Currently more than 60 percent of Vassar’s students receive financial aid from the college, with over $50 million provided this academic year, amounting to more than a quarter of Vassar’s operating budget. “This level of aid certainly challenges the resources of the college. We rise to the challenge because access and diversity contribute immeasurably to the mission of the college and to the strength of our teaching and learning,” President Hill said recently.
Vogelstein agrees the results of a successful Vassar 150: World Changing campaign will be transformative for the college. “Vassar has always had a superb, state-of-the art curriculum in science, but our facilities have not kept pace with our teaching,” she notes. “By raising funds to secure a multidisciplinary science facility, we will put Vassar at a whole new level of excellence.”

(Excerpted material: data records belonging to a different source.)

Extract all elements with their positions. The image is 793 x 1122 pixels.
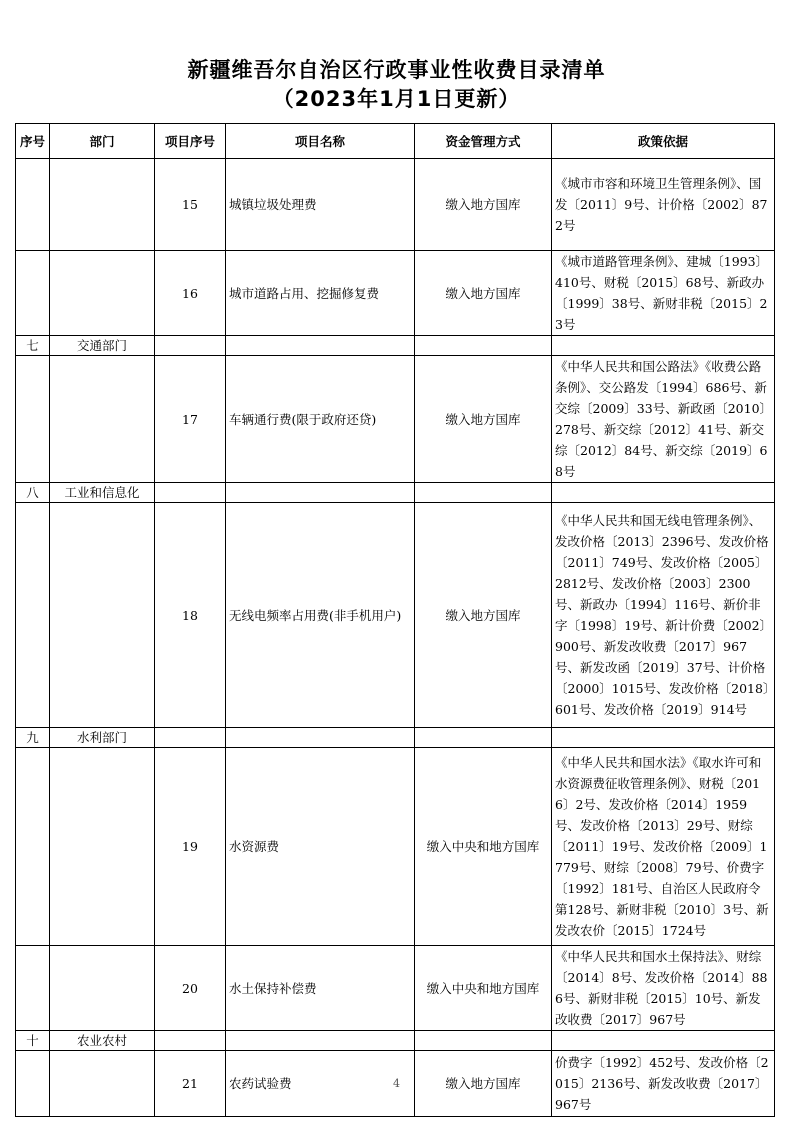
- page-number: 4: [393, 1077, 400, 1090]
- table-row: [16, 251, 775, 336]
- header-item-number: 项目序号: [155, 124, 226, 159]
- fund-management: 缴入中央和地方国库: [415, 946, 552, 1031]
- fund-management: 缴入地方国库: [415, 1051, 552, 1117]
- section-department: 交通部门: [50, 336, 155, 356]
- table-header-row: [16, 124, 775, 159]
- header-fund-management: 资金管理方式: [415, 124, 552, 159]
- item-name: 水资源费: [226, 748, 415, 946]
- policy-basis: 《中华人民共和国公路法》《收费公路条例》、交公路发〔1994〕686号、新交综〔2009〕33号、新政函〔2010〕278号、新交综〔2012〕41号、新交综〔2012〕84号、新交综〔2019〕68号: [552, 356, 775, 483]
- item-name: 水土保持补偿费: [226, 946, 415, 1031]
- header-item-name: 项目名称: [226, 124, 415, 159]
- section-seq: 七: [16, 336, 50, 356]
- table-row: [16, 946, 775, 1031]
- fund-management: 缴入地方国库: [415, 356, 552, 483]
- table-row: [16, 748, 775, 946]
- section-seq: 十: [16, 1031, 50, 1051]
- item-number: 18: [155, 503, 226, 728]
- fund-management: 缴入中央和地方国库: [415, 748, 552, 946]
- item-number: 19: [155, 748, 226, 946]
- item-name: 无线电频率占用费(非手机用户): [226, 503, 415, 728]
- document-title: 新疆维吾尔自治区行政事业性收费目录清单: [187, 58, 606, 82]
- section-row: [16, 728, 775, 748]
- item-number: 21: [155, 1051, 226, 1117]
- policy-basis: 《中华人民共和国水土保持法》、财综〔2014〕8号、发改价格〔2014〕886号、新财非税〔2015〕10号、新发改收费〔2017〕967号: [552, 946, 775, 1031]
- fund-management: 缴入地方国库: [415, 251, 552, 336]
- policy-basis: 《城市道路管理条例》、建城〔1993〕410号、财税〔2015〕68号、新政办〔1999〕38号、新财非税〔2015〕23号: [552, 251, 775, 336]
- section-seq: 九: [16, 728, 50, 748]
- policy-basis: 《城市市容和环境卫生管理条例》、国发〔2011〕9号、计价格〔2002〕872号: [552, 159, 775, 251]
- header-policy-basis: 政策依据: [552, 124, 775, 159]
- item-number: 15: [155, 159, 226, 251]
- table-row: [16, 503, 775, 728]
- section-department: 工业和信息化: [50, 483, 155, 503]
- item-number: 20: [155, 946, 226, 1031]
- item-name: 城市道路占用、挖掘修复费: [226, 251, 415, 336]
- section-row: [16, 336, 775, 356]
- table-row: [16, 159, 775, 251]
- item-name: 车辆通行费(限于政府还贷): [226, 356, 415, 483]
- policy-basis: 《中华人民共和国水法》《取水许可和水资源费征收管理条例》、财税〔2016〕2号、发改价格〔2014〕1959号、发改价格〔2013〕29号、财综〔2011〕19号、发改价格〔2009〕1779号、财综〔2008〕79号、价费字〔1992〕181号、自治区人民政府令第128号、新财非税〔2010〕3号、新发改农价〔2015〕1724号: [552, 748, 775, 946]
- table-row: [16, 356, 775, 483]
- item-name: 城镇垃圾处理费: [226, 159, 415, 251]
- section-department: 水利部门: [50, 728, 155, 748]
- header-seq: 序号: [16, 124, 50, 159]
- fund-management: 缴入地方国库: [415, 503, 552, 728]
- item-name: 农药试验费: [226, 1051, 415, 1117]
- section-row: [16, 1031, 775, 1051]
- section-seq: 八: [16, 483, 50, 503]
- item-number: 16: [155, 251, 226, 336]
- policy-basis: 《中华人民共和国无线电管理条例》、发改价格〔2013〕2396号、发改价格〔2011〕749号、发改价格〔2005〕2812号、发改价格〔2003〕2300号、新政办〔1994〕116号、新价非字〔1998〕19号、新计价费〔2002〕900号、新发改收费〔2017〕967号、新发改函〔2019〕37号、计价格〔2000〕1015号、发改价格〔2018〕601号、发改价格〔2019〕914号: [552, 503, 775, 728]
- fee-catalog-table: [15, 123, 775, 1117]
- header-department: 部门: [50, 124, 155, 159]
- section-row: [16, 483, 775, 503]
- document-subtitle-date: （2023年1月1日更新）: [272, 87, 521, 111]
- fund-management: 缴入地方国库: [415, 159, 552, 251]
- policy-basis: 价费字〔1992〕452号、发改价格〔2015〕2136号、新发改收费〔2017〕967号: [552, 1051, 775, 1117]
- item-number: 17: [155, 356, 226, 483]
- section-department: 农业农村: [50, 1031, 155, 1051]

Chairing the campaign has meant thousands of miles traveled, as well as conversations with alumnae/i all over the country and abroad. Vogelstein sees these as opportunities to listen as much as to speak: “Chairing the campaign has been nearly a full-time job. I’ve been at it since 2006, but I honestly can say that it has been a total pleasure. I get to meet interesting and accomplished Vassar alumnae and alumni, and my job is to put forth the case about the college and to try to get them as excited about it as I am. I absolutely love it, because finding ways to match their interests with the needs of the college is a very creative process.”
Vogelstein is based in New York; Plapinger, whose workload also has been greatly increased by the campaign, is based in London. When asked why he does it, Plapinger, a member (as he puts it) of the first fully coeducational class at the first college for women and the parent of a recent graduate, responds: “Vassar is simply a part of my identity.”
“Being involved with Vassar is one of the greatest pleasures I have,” he adds. “I have found over the years that the trustees, other volunteers, administration, students, and staff—everyone involved with the college—is very dedicated to it. When they raise questions, as is inevitably the way with Vassar people, those questions arise out of dedication to Vassar. It’s a wonderful group of people to work with towards the ambitious goals the college sets for itself, which I am confident we will meet.”